Deep learning model for OCR of document fields

Primary LanguagePythonMIT LicenseMIT

OCkRE is a deep neural model for OCR of image crops containing arbitrary values
rather than making text assumptions.

In an OCR pipeline, you first segment the page, detect lines, then run the OCR
on a straight segment to transcribe text.  OCkRE does only this last part, you
cannot use it on a whole page - it's unsuitable even for whole lines, but is
designed to only transcribe shorter data fields.

OCkRE is originally based on Keras' image_ocr.  The architecture is quite
similar, but the data is different, synthetic data support is included, and
more extensive augmentation is performed.

OCkRE within Rossum' pipeline currently uses a tweaked architecture as well
as significantly more advanced augmentation.  Our plan is to eventually
synchronize our internal version and the GitHub version, but we don't have
a timeline for that yet.


Dependencies:
- Python 2.7
- Keras 1.2.2
- Cairocffi
- Matplotlib
- PIL
- Tensorflow (functional CUDA pipeline with a discrete NVidia GPU highly recommended for training, not necessary for classification).
- Further dependencies not met by default installation might vary depending on user's operating system/distribution. Only testing has been done on Linux Ubuntu!
Missing type faces shouldn't lead to crashes but may lead to visually empty or garbled synthetic samples which will devaluate the training data.


OCkRE comes in form of three python modules, with two auxiliary python scripts serving as a quick way of testing the main functionality of OCkRE with no additional user input required.
The three OCkRE system modules provided are as follows;

- ockre.py 
which contains the classificator function, training function, and some of the training utilities.

- synthset.py
which contains what's left of the dataset handling system; more or less just the skeletal functioning of the dataset iterator, operating in a more or less dummy mode, as all samples are always made synthetically

- fakestrings.py
contains assortment of functions for creation of synthethic text strings to be used for synthetic sample generation

This release also includes two auxiliary testing scripts with no external options - they have to be manually modified for other than default functionality.

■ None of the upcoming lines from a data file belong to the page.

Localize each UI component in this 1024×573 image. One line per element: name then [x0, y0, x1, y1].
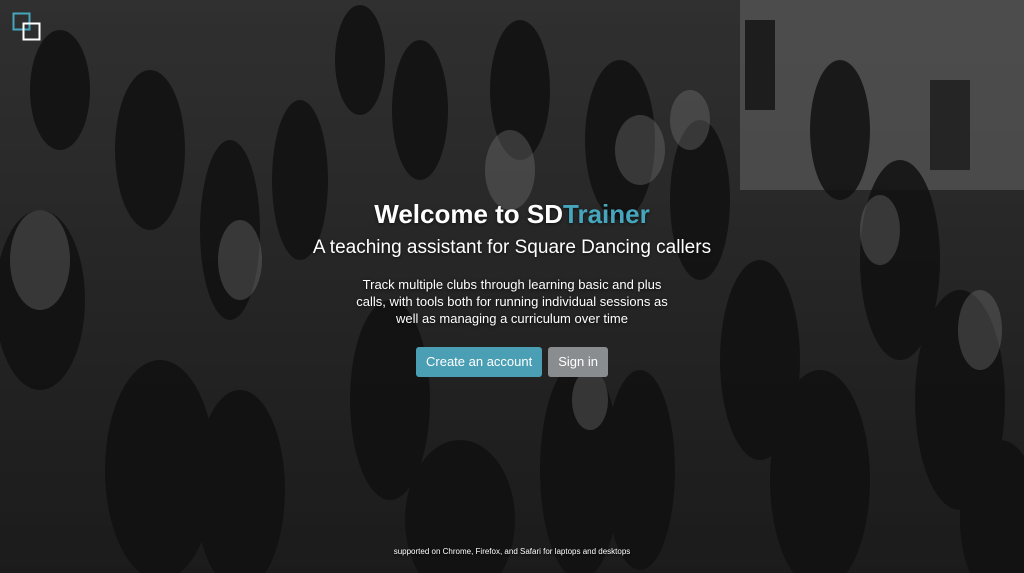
welcome-panel: Welcome to SDTrainer A teaching assistan…	[0, 196, 1024, 377]
overlapping-squares-logo-icon[interactable]	[12, 12, 42, 42]
title-accent: Trainer	[563, 199, 650, 229]
browser-support-note: supported on Chrome, Firefox, and Safari…	[393, 547, 631, 556]
feature-description: Track multiple clubs through learning ba…	[356, 277, 668, 326]
page-title: Welcome to SDTrainer	[0, 196, 1024, 232]
auth-buttons: Create an account Sign in	[0, 347, 1024, 377]
title-prefix: Welcome to SD	[374, 199, 564, 229]
hero-section: Welcome to SDTrainer A teaching assistan…	[0, 0, 1024, 573]
page-subtitle: A teaching assistant for Square Dancing …	[312, 237, 712, 258]
sign-in-button[interactable]: Sign in	[548, 347, 608, 377]
create-account-button[interactable]: Create an account	[416, 347, 543, 377]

- quicktest.py (run with "python2 quicktest.py")
which initialises the OCkRE classifier, loads the packaged model weights, synthesises five training sample like images and performs classification on them, saving the results as .png raster files which show off the synthethic sample and the gold label string used for it's generation as well as OCkRE's classification of the synthethic raster image
  
- traintest.py (run with "python2 traintest.py")
which initialises the OCkRE classifier and attempts to train it from the start. Log of the resulting training as well as resulting weights files are saved in img_ocr directory, which the traintest.py creates. For operatively using the weights, user has to modify quicktest.py.

- densified_labeltype_best.h5
This is a packaged model + trained weights, which should allow immediate classification.